The German merchant marine's first bid to enter the race for supremacy on the North Atlantic passenger run, Norddeutscher Lloyd's Kaiser Wilhelm der Grosse — named for the grandfather of the reigning Wilhelm II—was designed to be the largest and most powerful ship afloat. The first ocean liner with four funnels (only fourteen were built), arranged in two pairs rather than being evenly spaced, the sumptuously decorated ship initiated the era of the superliner. Her prodigious speed was evident from the first, when she made the fastest crossing of any maiden voyage—Bremen to New York via Southampton—in September 1897. Two months later she became the first German ship to capture the Blue Riband by sailing from Sandy Hook to the Needles at an average speed of 22.27 knots.

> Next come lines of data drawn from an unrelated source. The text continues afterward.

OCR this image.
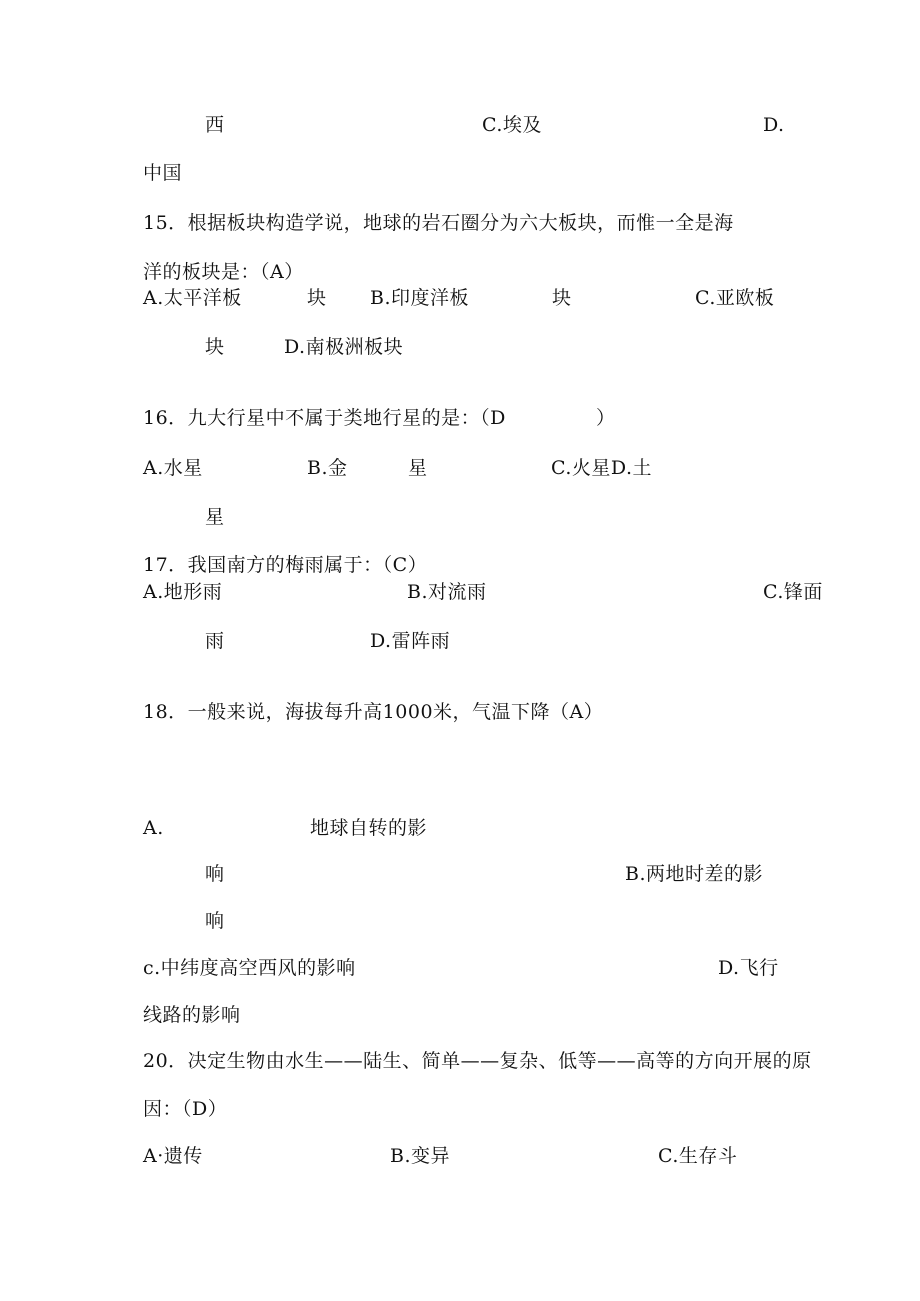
西	C.埃及	D.
中国
15．根据板块构造学说，地球的岩石圈分为六大板块，而惟一全是海
洋的板块是：（A）
A.太平洋板	块 B.印度洋板	块	C.亚欧板
块	D.南极洲板块
16．九大行星中不属于类地行星的是：（D	）
A.水星	B.金	星	C.火星D.土
星
17．我国南方的梅雨属于：（C）
A.地形雨	B.对流雨	C.锋面
雨	D.雷阵雨
18．一般来说，海拔每升高1000米，气温下降（A）
A.	地球自转的影
响	B.两地时差的影
响
c.中纬度高空西风的影响	D.飞行
线路的影响
20．决定生物由水生——陆生、简单——复杂、低等——高等的方向开展的原
因：（D）
A·遗传	B.变异	C.生存斗
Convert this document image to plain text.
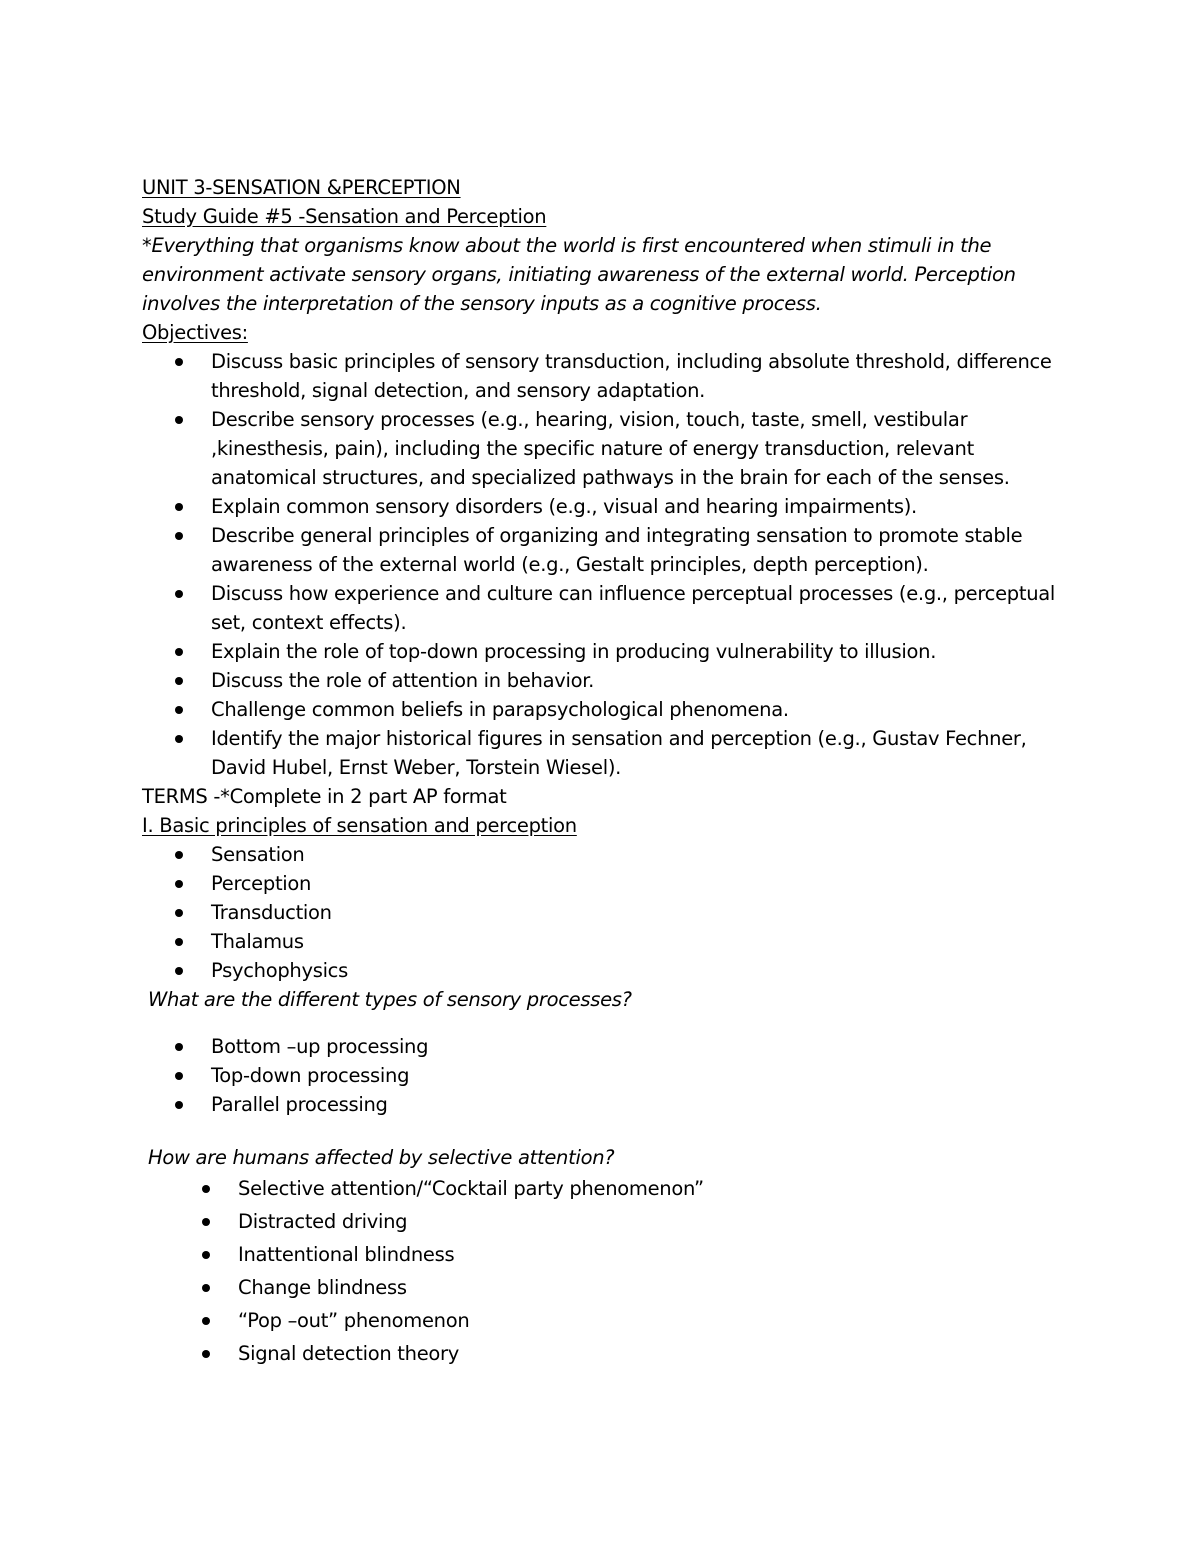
UNIT 3-SENSATION &PERCEPTION

Study Guide #5 -Sensation and Perception

*Everything that organisms know about the world is first encountered when stimuli in the environment activate sensory organs, initiating awareness of the external world. Perception involves the interpretation of the sensory inputs as a cognitive process.

Objectives:

Discuss basic principles of sensory transduction, including absolute threshold, difference threshold, signal detection, and sensory adaptation.
Describe sensory processes (e.g., hearing, vision, touch, taste, smell, vestibular ,kinesthesis, pain), including the specific nature of energy transduction, relevant anatomical structures, and specialized pathways in the brain for each of the senses.
Explain common sensory disorders (e.g., visual and hearing impairments).
Describe general principles of organizing and integrating sensation to promote stable awareness of the external world (e.g., Gestalt principles, depth perception).
Discuss how experience and culture can influence perceptual processes (e.g., perceptual set, context effects).
Explain the role of top-down processing in producing vulnerability to illusion.
Discuss the role of attention in behavior.
Challenge common beliefs in parapsychological phenomena.
Identify the major historical figures in sensation and perception (e.g., Gustav Fechner, David Hubel, Ernst Weber, Torstein Wiesel).

TERMS -*Complete in 2 part AP format

I. Basic principles of sensation and perception

Sensation
Perception
Transduction
Thalamus
Psychophysics

What are the different types of sensory processes?

Bottom –up processing
Top-down processing
Parallel processing

How are humans affected by selective attention?

Selective attention/“Cocktail party phenomenon”
Distracted driving
Inattentional blindness
Change blindness
“Pop –out” phenomenon
Signal detection theory
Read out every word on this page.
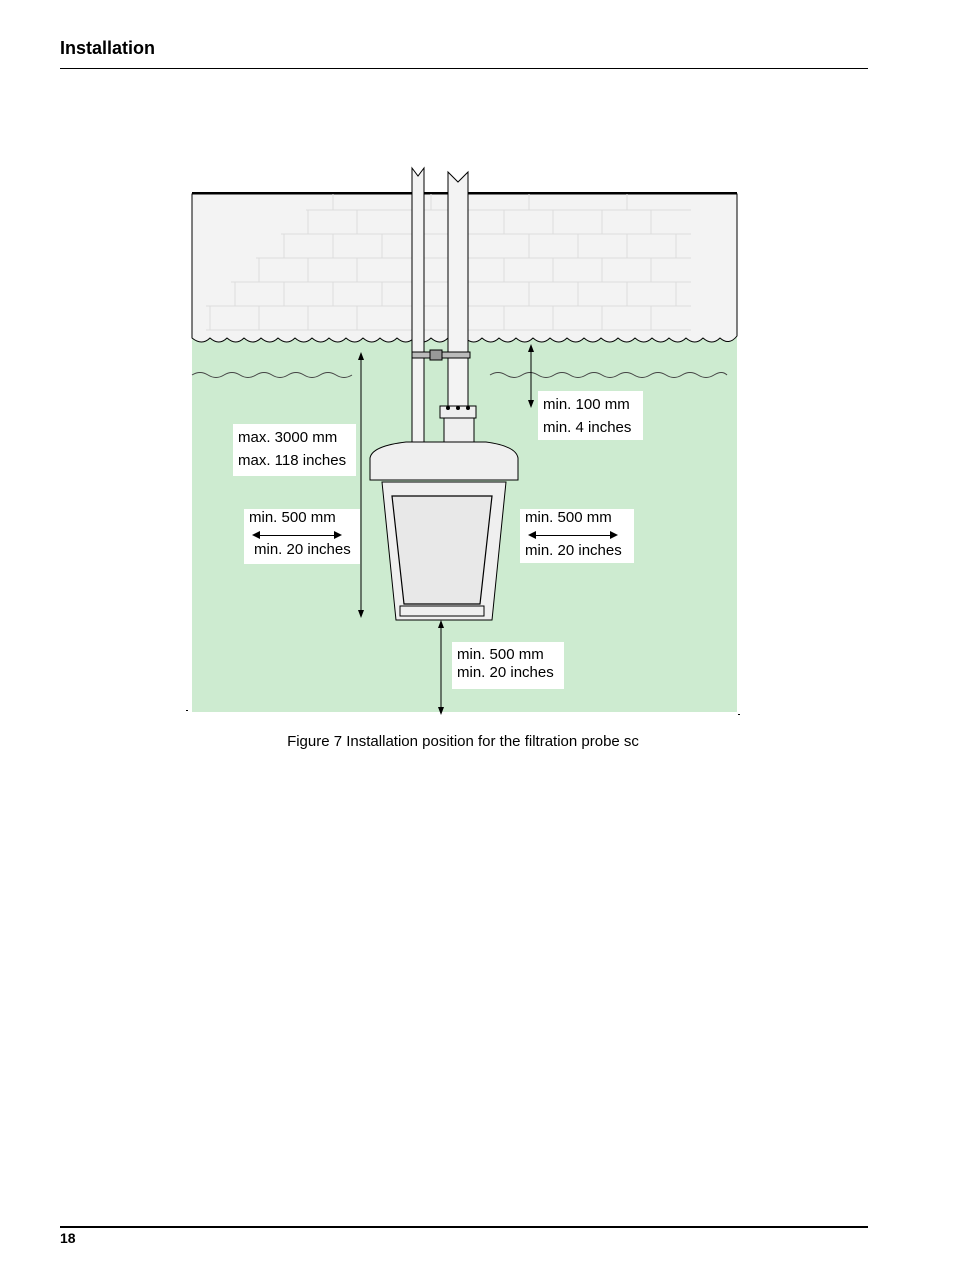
Installation
max. 3000 mm
max. 118 inches
min. 100 mm
min. 4 inches
min. 500 mm
min. 20 inches
min. 500 mm
min. 20 inches
min. 500 mm
min. 20 inches
Figure 7 Installation position for the filtration probe sc
18
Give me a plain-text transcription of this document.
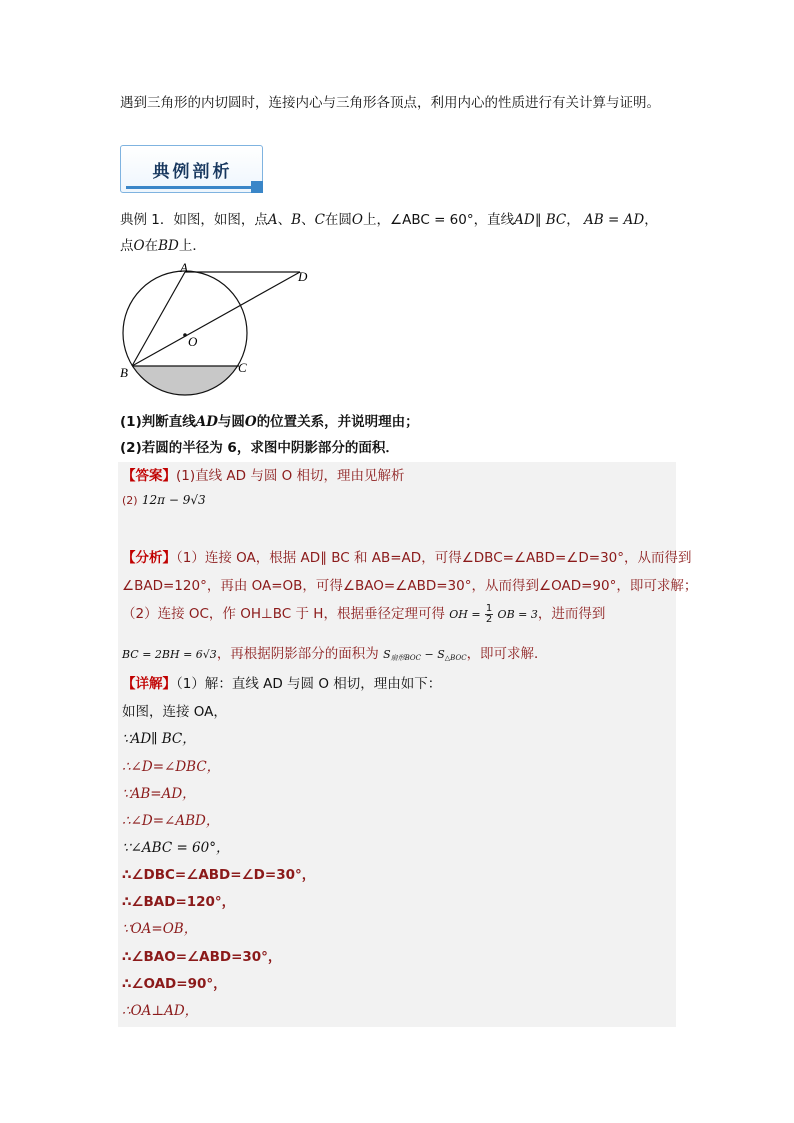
遇到三角形的内切圆时，连接内心与三角形各顶点，利用内心的性质进行有关计算与证明。
典例剖析
典例 1．如图，如图，点A、B、C在圆O上，∠ABC = 60°，直线AD∥ BC， AB = AD，
点O在BD上．
A
D
O
B	C
(1)判断直线AD与圆O的位置关系，并说明理由；
(2)若圆的半径为 6，求图中阴影部分的面积．
【答案】(1)直线 AD 与圆 O 相切，理由见解析
(2) 12π − 9√3
【分析】（1）连接 OA，根据 AD∥ BC 和 AB=AD，可得∠DBC=∠ABD=∠D=30°，从而得到
∠BAD=120°，再由 OA=OB，可得∠BAO=∠ABD=30°，从而得到∠OAD=90°，即可求解；
（2）连接 OC，作 OH⊥BC 于 H，根据垂径定理可得 OH = $\frac{1}{2}$ OB = 3，进而得到
BC = 2BH = 6√3，再根据阴影部分的面积为 $S_{扇形BOC} - S_{\triangle BOC}$，即可求解．
【详解】（1）解：直线 AD 与圆 O 相切，理由如下：
如图，连接 OA，
∵AD∥ BC，
∴∠D=∠DBC，
∵AB=AD，
∴∠D=∠ABD，
∵∠ABC = 60°，
∴∠DBC=∠ABD=∠D=30°，
∴∠BAD=120°，
∵OA=OB，
∴∠BAO=∠ABD=30°，
∴∠OAD=90°，
∴OA⊥AD，
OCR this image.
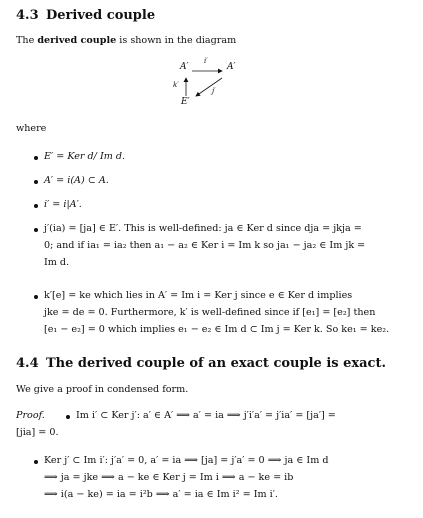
4.3 Derived couple
The derived couple is shown in the diagram
A′	A′
E′
i′
k′
j′
where
E′ = Ker d/ Im d.
A′ = i(A) ⊂ A.
i′ = i|A′.
j′(ia) = [ja] ∈ E′. This is well-defined: ja ∈ Ker d since dja = jkja =
0; and if ia₁ = ia₂ then a₁ − a₂ ∈ Ker i = Im k so ja₁ − ja₂ ∈ Im jk =
Im d.
k′[e] = ke which lies in A′ = Im i = Ker j since e ∈ Ker d implies
jke = de = 0. Furthermore, k′ is well-defined since if [e₁] = [e₂] then
[e₁ − e₂] = 0 which implies e₁ − e₂ ∈ Im d ⊂ Im j = Ker k. So ke₁ = ke₂.
4.4 The derived couple of an exact couple is exact.
We give a proof in condensed form.
Proof.	Im i′ ⊂ Ker j′: a′ ∈ A′ ⟹ a′ = ia ⟹ j′i′a′ = j′ia′ = [ja′] =
[jia] = 0.
Ker j′ ⊂ Im i′: j′a′ = 0, a′ = ia ⟹ [ja] = j′a′ = 0 ⟹ ja ∈ Im d
⟹ ja = jke ⟹ a − ke ∈ Ker j = Im i ⟹ a − ke = ib
⟹ i(a − ke) = ia = i²b ⟹ a′ = ia ∈ Im i² = Im i′.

The following March, she set a westbound record with a speed of 22.29 knots. (Both times were bettered by Hamburg-Amerika's Deutschland in 1900.)
In June 1900 she narrowly avoided destruction when a fire broke out at the Norddeutscher Lloyd piers in Hoboken, New Jersey. The fire was the worst in the history of the port of New York, and while she escaped relatively unscathed, her consorts Bremen, Main, and Saale were badly damaged; the last had to be sold. Six years later Kaiser Wilhelm der Grosse was rammed by the British freighter Orinoco off Cherbourg in a collision in which five passengers were killed.
Owing to the profitability of the emigrant trade, in 1914 Kaiser Wilhelm der Grosse was reconfigured to carry only third- and fourth-class passengers, and her few remaining voyages between Bremen and New York were direct. Her last voyage from New York began on July 21 and she was safely back in Bremen at the outbreak of World War I.
Fitted out as an armed merchant cruiser, she sailed from Bremerhaven in the first week of August under command of Captain Max Reymann with a crew of 584. Over the course of the next two weeks she encountered five ships, three of which she sank and two of which she released as they were full of passengers. Starved for fuel, on August 21 she entered the neutral port of Rio de Oro, Spanish Sahara. While refueling from three colliers, she was surprised by HMS Highflyer. After a brief pounding by the cruiser's 6-inch guns, Reymann ordered his ship scuttled, and Kaiser Wilhelm der Grosse sank in 23°34N, 16°2W. There were at least 480 survivors and an unknown number of casualties.